The fact that the U.S. currently has no capability to put a human in space breaks my heart. It’s especially awful because it’s something we had and lost, and something we didn’t care enough to preserve. In this age of budget cuts and hard times for many, it’s hard to think about things like space travel and exploration, but it’s absolutely necessary if we want a future still filled with amazing new innovations seemingly every day.
When we stop exploring, we stagnate. We lose our edge, our drive, our ability to find new and creative solutions to problems, even if that’s not even what we set out to do. NASA’s spinoff technology alone is enough to justify the cost of the manned spaceflight program, in my book. And I think it really, really sucks that we have to bum rides on a half-century-plus-old Russian rocket at ridiculously inflated prices just to get to our own (really awesome) space station.

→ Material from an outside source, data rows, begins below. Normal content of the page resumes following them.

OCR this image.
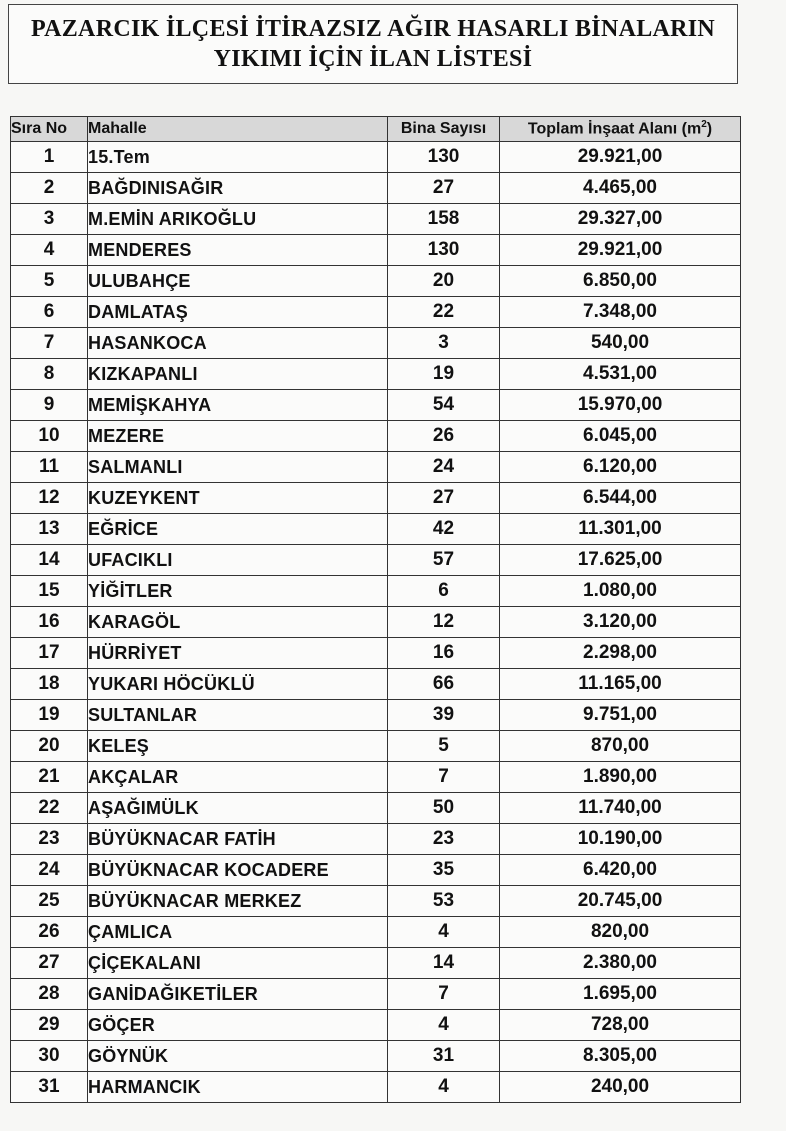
PAZARCIK İLÇESİ İTİRAZSIZ AĞIR HASARLI BİNALARIN
YIKIMI İÇİN İLAN LİSTESİ
Sıra No	Mahalle	Bina Sayısı	Toplam İnşaat Alanı $(m^2)$
1	15.Tem	130	29.921,00
2	BAĞDINISAĞIR	27	4.465,00
3	M.EMİN ARIKOĞLU	158	29.327,00
4	MENDERES	130	29.921,00
5	ULUBAHÇE	20	6.850,00
6	DAMLATAŞ	22	7.348,00
7	HASANKOCA	3	540,00
8	KIZKAPANLI	19	4.531,00
9	MEMİŞKAHYA	54	15.970,00
10	MEZERE	26	6.045,00
11	SALMANLI	24	6.120,00
12	KUZEYKENT	27	6.544,00
13	EĞRİCE	42	11.301,00
14	UFACIKLI	57	17.625,00
15	YİĞİTLER	6	1.080,00
16	KARAGÖL	12	3.120,00
17	HÜRRİYET	16	2.298,00
18	YUKARI HÖCÜKLÜ	66	11.165,00
19	SULTANLAR	39	9.751,00
20	KELEŞ	5	870,00
21	AKÇALAR	7	1.890,00
22	AŞAĞIMÜLK	50	11.740,00
23	BÜYÜKNACAR FATİH	23	10.190,00
24	BÜYÜKNACAR KOCADERE	35	6.420,00
25	BÜYÜKNACAR MERKEZ	53	20.745,00
26	ÇAMLICA	4	820,00
27	ÇİÇEKALANI	14	2.380,00
28	GANİDAĞIKETİLER	7	1.695,00
29	GÖÇER	4	728,00
30	GÖYNÜK	31	8.305,00
31	HARMANCIK	4	240,00
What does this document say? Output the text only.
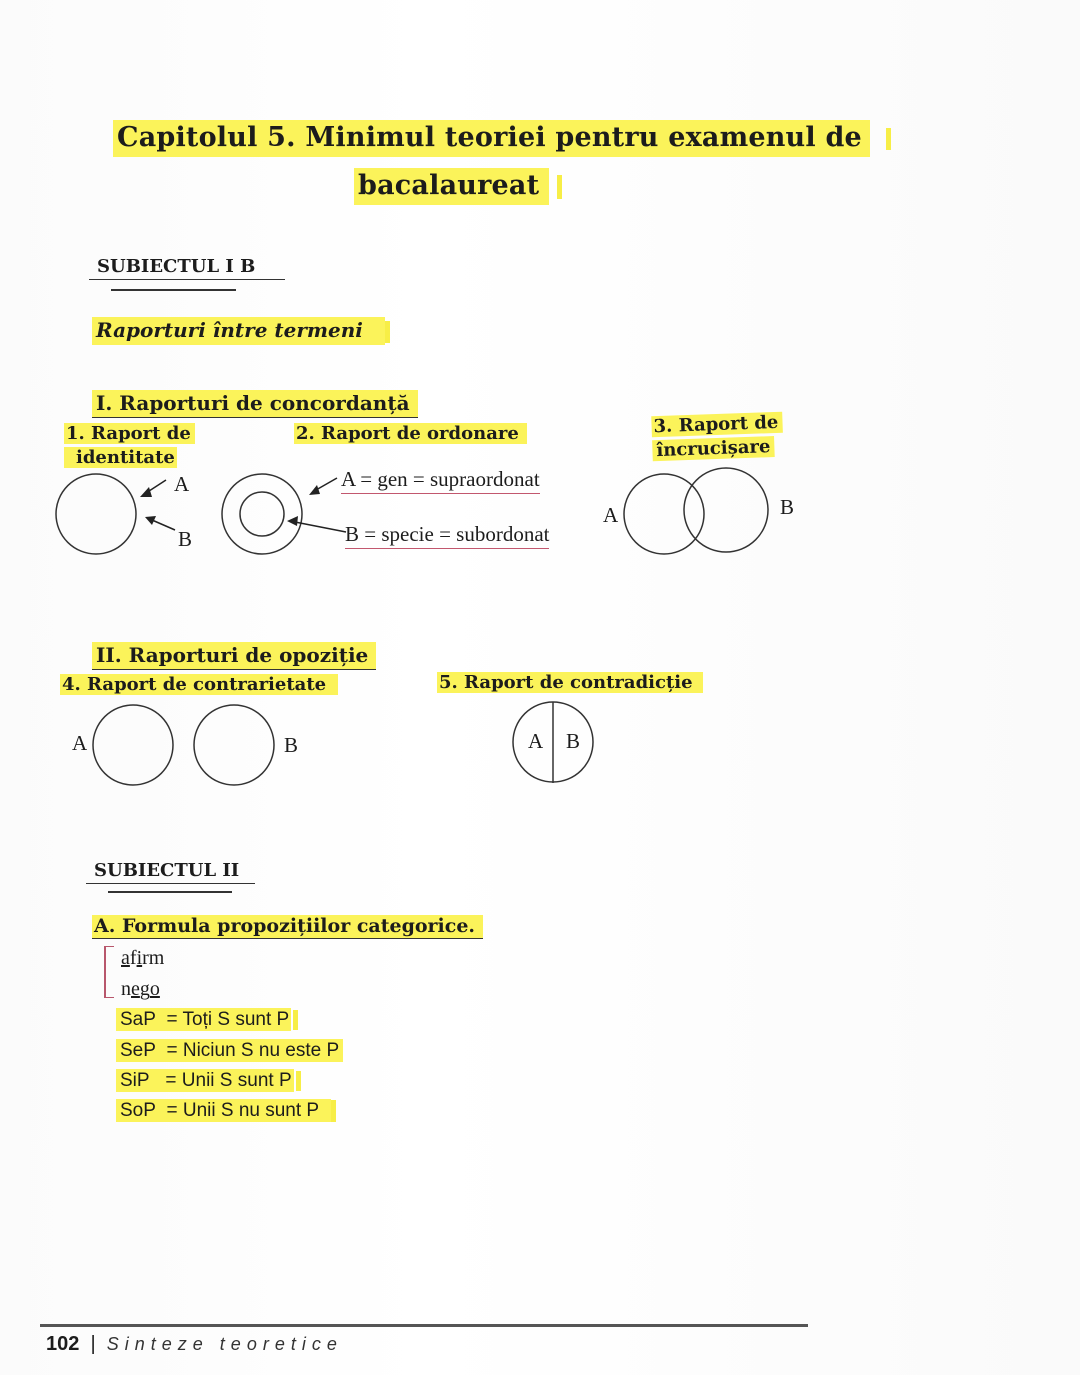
Capitolul 5. Minimul teoriei pentru examenul de
bacalaureat
SUBIECTUL I B
Raporturi între termeni
I. Raporturi de concordanță
1. Raport de
identitate
A
B
2. Raport de ordonare
A = gen = supraordonat
B = specie = subordonat
3. Raport de
încrucișare
A	B
II. Raporturi de opoziție
4. Raport de contrarietate
A	B
5. Raport de contradicție
A B
SUBIECTUL II
A. Formula propozițiilor categorice.
afirm
nego
SaP = Toți S sunt P
SeP = Niciun S nu este P
SiP = Unii S sunt P
SoP = Unii S nu sunt P
102 | Sinteze teoretice
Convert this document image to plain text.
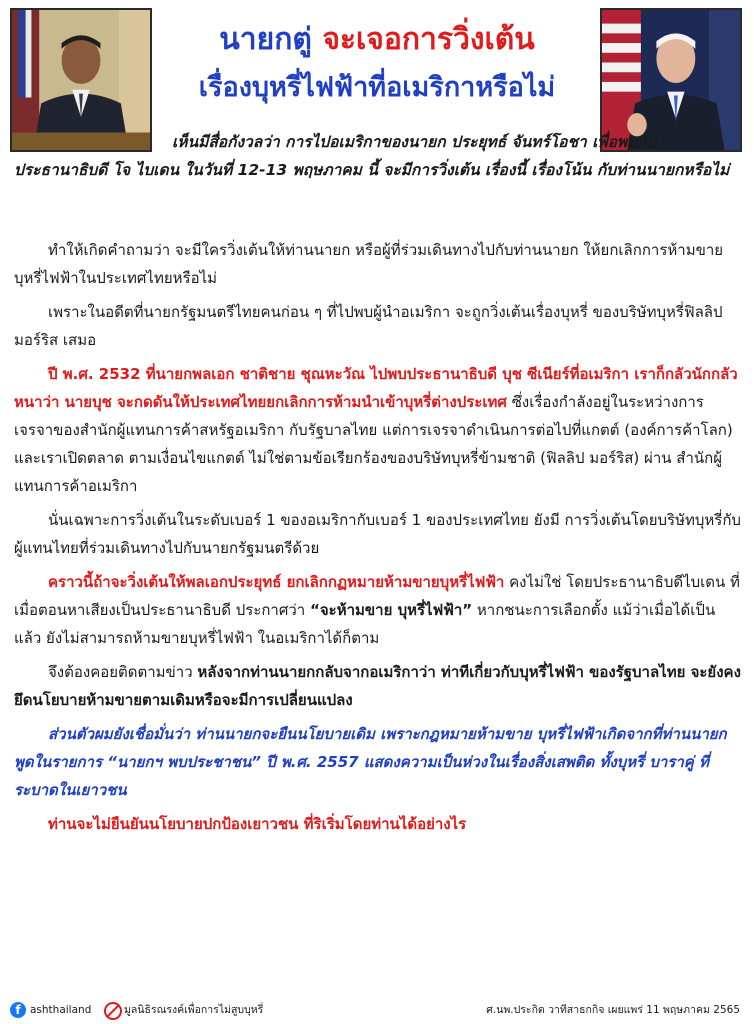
นายกตู่ จะเจอการวิ่งเต้น
เรื่องบุหรี่ไฟฟ้าที่อเมริกาหรือไม่
เห็นมีสื่อกังวลว่า การไปอเมริกาของนายก ประยุทธ์ จันทร์โอชา เพื่อพบกับประธานาธิบดี โจ ไบเดน ในวันที่ 12-13 พฤษภาคม นี้ จะมีการวิ่งเต้น เรื่องนี้ เรื่องโน้น กับท่านนายกหรือไม่

ทำให้เกิดคำถามว่า จะมีใครวิ่งเต้นให้ท่านนายก หรือผู้ที่ร่วมเดินทางไปกับท่านนายก ให้ยกเลิกการห้ามขายบุหรี่ไฟฟ้าในประเทศไทยหรือไม่

เพราะในอดีตที่นายกรัฐมนตรีไทยคนก่อน ๆ ที่ไปพบผู้นำอเมริกา จะถูกวิ่งเต้นเรื่องบุหรี่ ของบริษัทบุหรี่ฟิลลิป มอร์ริส เสมอ

ปี พ.ศ. 2532 ที่นายกพลเอก ชาติชาย ชุณหะวัณ ไปพบประธานาธิบดี บุช ซีเนียร์ที่อเมริกา เราก็กลัวนักกลัวหนาว่า นายบุช จะกดดันให้ประเทศไทยยกเลิกการห้ามนำเข้าบุหรี่ต่างประเทศ ซึ่งเรื่องกำลังอยู่ในระหว่างการเจรจาของสำนักผู้แทนการค้าสหรัฐอเมริกา กับรัฐบาลไทย แต่การเจรจาดำเนินการต่อไปที่แกตต์ (องค์การค้าโลก) และเราเปิดตลาด ตามเงื่อนไขแกตต์ ไม่ใช่ตามข้อเรียกร้องของบริษัทบุหรี่ข้ามชาติ (ฟิลลิป มอร์ริส) ผ่าน สำนักผู้แทนการค้าอเมริกา

นั่นเฉพาะการวิ่งเต้นในระดับเบอร์ 1 ของอเมริกากับเบอร์ 1 ของประเทศไทย ยังมี การวิ่งเต้นโดยบริษัทบุหรี่กับผู้แทนไทยที่ร่วมเดินทางไปกับนายกรัฐมนตรีด้วย

คราวนี้ถ้าจะวิ่งเต้นให้พลเอกประยุทธ์ ยกเลิกกฏหมายห้ามขายบุหรี่ไฟฟ้า คงไม่ใช่ โดยประธานาธิบดีไบเดน ที่เมื่อตอนหาเสียงเป็นประธานาธิบดี ประกาศว่า “จะห้ามขาย บุหรี่ไฟฟ้า” หากชนะการเลือกตั้ง แม้ว่าเมื่อได้เป็นแล้ว ยังไม่สามารถห้ามขายบุหรี่ไฟฟ้า ในอเมริกาได้ก็ตาม

จึงต้องคอยติดตามข่าว หลังจากท่านนายกกลับจากอเมริกาว่า ท่าทีเกี่ยวกับบุหรี่ไฟฟ้า ของรัฐบาลไทย จะยังคงยึดนโยบายห้ามขายตามเดิมหรือจะมีการเปลี่ยนแปลง

ส่วนตัวผมยังเชื่อมั่นว่า ท่านนายกจะยืนนโยบายเดิม เพราะกฎหมายห้ามขาย บุหรี่ไฟฟ้าเกิดจากที่ท่านนายก พูดในรายการ “นายกฯ พบประชาชน” ปี พ.ศ. 2557 แสดงความเป็นห่วงในเรื่องสิ่งเสพติด ทั้งบุหรี่ บาราคู่ ที่ระบาดในเยาวชน

ท่านจะไม่ยืนยันนโยบายปกป้องเยาวชน ที่ริเริ่มโดยท่านได้อย่างไร

f ashthailand	มูลนิธิรณรงค์เพื่อการไม่สูบบุหรี่	ศ.นพ.ประกิต วาทีสาธกกิจ เผยแพร่ 11 พฤษภาคม 2565
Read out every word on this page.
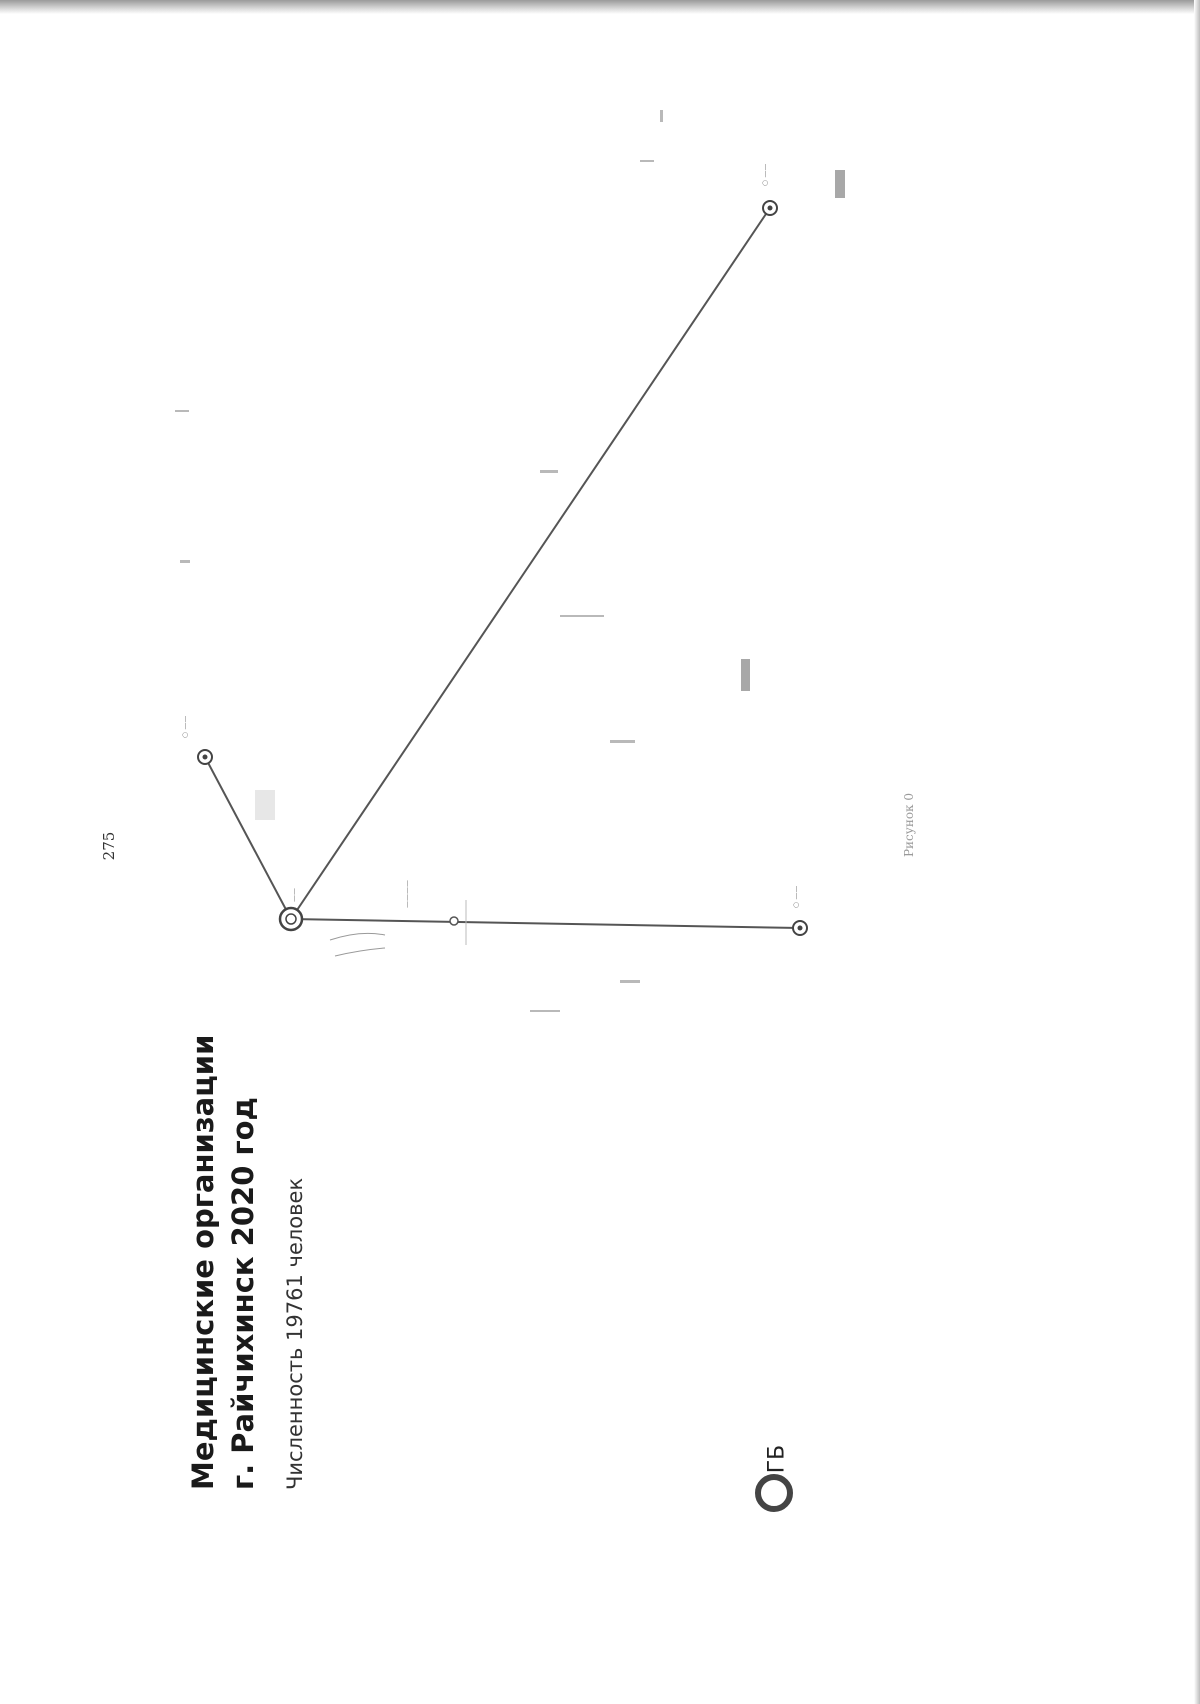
275
Медицинские организации г. Райчихинск 2020 год Численность 19761 человек
○ ——
○ ——
○ ——
——	————
Рисунок 0
ГБ
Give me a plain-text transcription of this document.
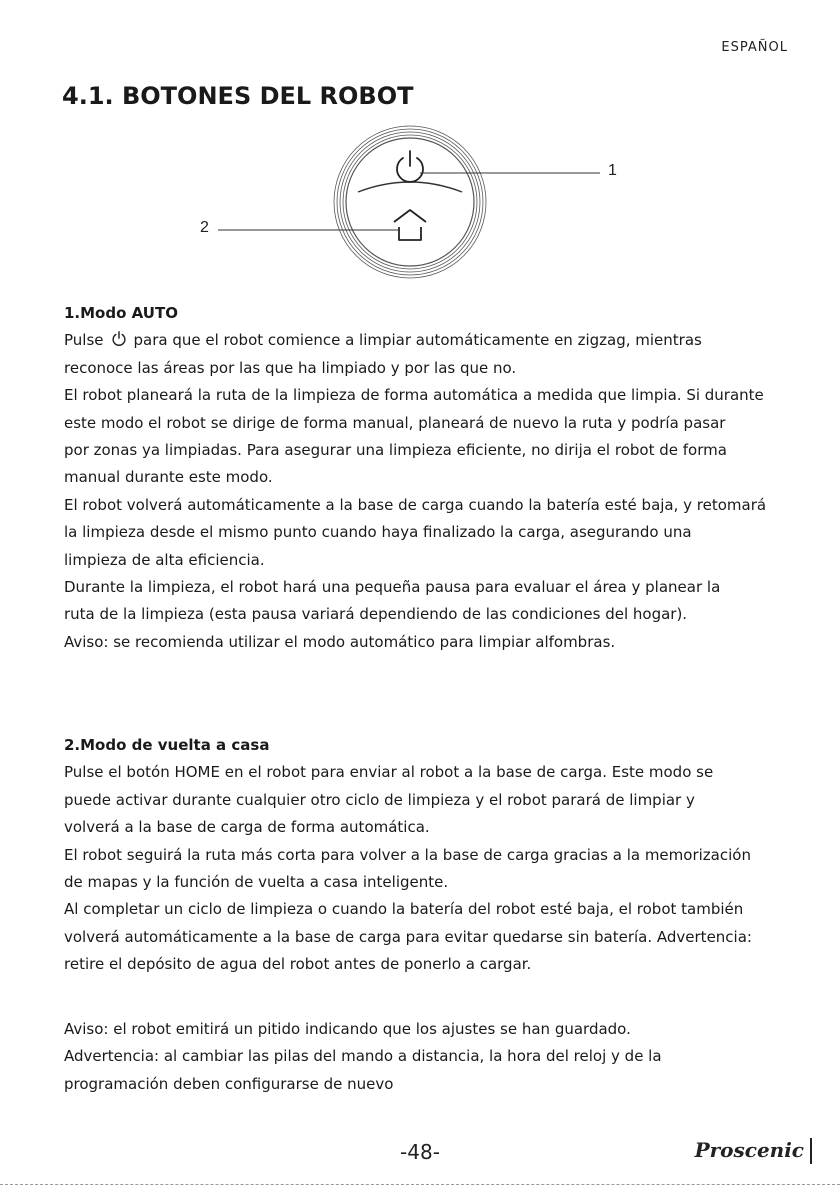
ESPAÑOL
4.1. BOTONES DEL ROBOT
1
2

1.Modo AUTO

Pulse para que el robot comience a limpiar automáticamente en zigzag, mientras

reconoce las áreas por las que ha limpiado y por las que no.

El robot planeará la ruta de la limpieza de forma automática a medida que limpia. Si durante

este modo el robot se dirige de forma manual, planeará de nuevo la ruta y podría pasar

por zonas ya limpiadas. Para asegurar una limpieza eficiente, no dirija el robot de forma

manual durante este modo.

El robot volverá automáticamente a la base de carga cuando la batería esté baja, y retomará

la limpieza desde el mismo punto cuando haya finalizado la carga, asegurando una

limpieza de alta eficiencia.

Durante la limpieza, el robot hará una pequeña pausa para evaluar el área y planear la

ruta de la limpieza (esta pausa variará dependiendo de las condiciones del hogar).

Aviso: se recomienda utilizar el modo automático para limpiar alfombras.

2.Modo de vuelta a casa

Pulse el botón HOME en el robot para enviar al robot a la base de carga. Este modo se

puede activar durante cualquier otro ciclo de limpieza y el robot parará de limpiar y

volverá a la base de carga de forma automática.

El robot seguirá la ruta más corta para volver a la base de carga gracias a la memorización

de mapas y la función de vuelta a casa inteligente.

Al completar un ciclo de limpieza o cuando la batería del robot esté baja, el robot también

volverá automáticamente a la base de carga para evitar quedarse sin batería. Advertencia:

retire el depósito de agua del robot antes de ponerlo a cargar.

Aviso: el robot emitirá un pitido indicando que los ajustes se han guardado.

Advertencia: al cambiar las pilas del mando a distancia, la hora del reloj y de la

programación deben configurarse de nuevo

-48-	Proscenic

So where does this leave us? NASA’s budget is smaller than ever, so commercial spaceflight is basically the only way to go for our country right now. It’s up to good old capitalism to get us back into space now, and there are lots of ways to contribute to that.
Contributing your time and efforts:
You can contribute first and foremost by making it your passion – even if it’s too late for you to be an engineer, scientist, or astronaut, it’s not too late to inspire someone else to be. Participate in a STEM outreach event, encourage your kids to be creative and excel in school, and share info with your friends about the latest advances and innovations. Let your friends know what you think about spaceflight and all the good things that come of it – satellite imagery to help us locate a missing plane, that GPS system they are so fond of, Tang, Velcro, great Tom Hanks movies, you name it. Spaceflight has given us a lot of very good things that most people have forgotten about.
If you have a moment, write to your representative and Senator – and even the president – about how important you think space exploration is. Thankfully we do have a robust unmanned space program going right now, with exciting missions that can capture the human imagination, such as the Mars Rovers. Not as PR-friendly as an actual astronaut, but pretty cool. Tell your congressperson that you believe continuing to fund NASA (and fund them better!) is important to you.
Contributing more tangible things:
If you happen to be fortunate enough to have a little in the way of dollars available for donations, you can send them to organizations such as the National Space Society and the The Planetary Society. These folks do great work in terms of outreach, education, research, and activism. Also, The Planetary Society has Bill Nye the Science Guy as CEO. How awesome is that? The memberships have some pretty neat perks, such as cool magazines and discounted or freebie admission at a lot of space museums and attractions.
There are also some great places to invest your money that will help support space exploration. Companies competing in the commercial crew program such as Orbital Sciences and Sierra Nevada. Smaller, niche companies such as Ball Aerospace. Big-name satellite builders such as Space Systems Loral. Defense contractors who do launch vehicles and big space jobs such as Boeing and Lockheed Martin. And the companies that build a lot of their key components, such as Honeywell and L-3 Communications. Many of the bigger companies offer their own STEM outreach programs, too.
I wish I could buy stock in SpaceX, but alas, Elon Musk’s space brainchild cannot yet be bought – but his other company Tesla can, and that might also be an interesting (and possibly lucrative) place to invest some money towards new technology. Scaled Composites, maker of x-prize winner Spaceship One, is also sadly not for sale, but you can buy a ticket on Virgin Galactic if you’re completely loaded and have that kind of money to spare (which I would totally do first if I were ever filthy rich).
The space industry has a lot of ups and downs and may not always be the safest investment, but it could also be incredibly lucrative if you are lucky. If not, at least you contributed something that might allow for some engineer in a cubicle somewhere to figure out the next crucial thing for spaceflight.
We need commercial spaceflight to be resounding success. We lack the national drive of the space race era to get ourselves ahead. Nowadays, a new country launches a human and we just shrug. At least money might be enough to make it happen when prestige and even curiosity are not nearly enough.
What are some other ways you can think of to support efforts to get the U.S. back into space?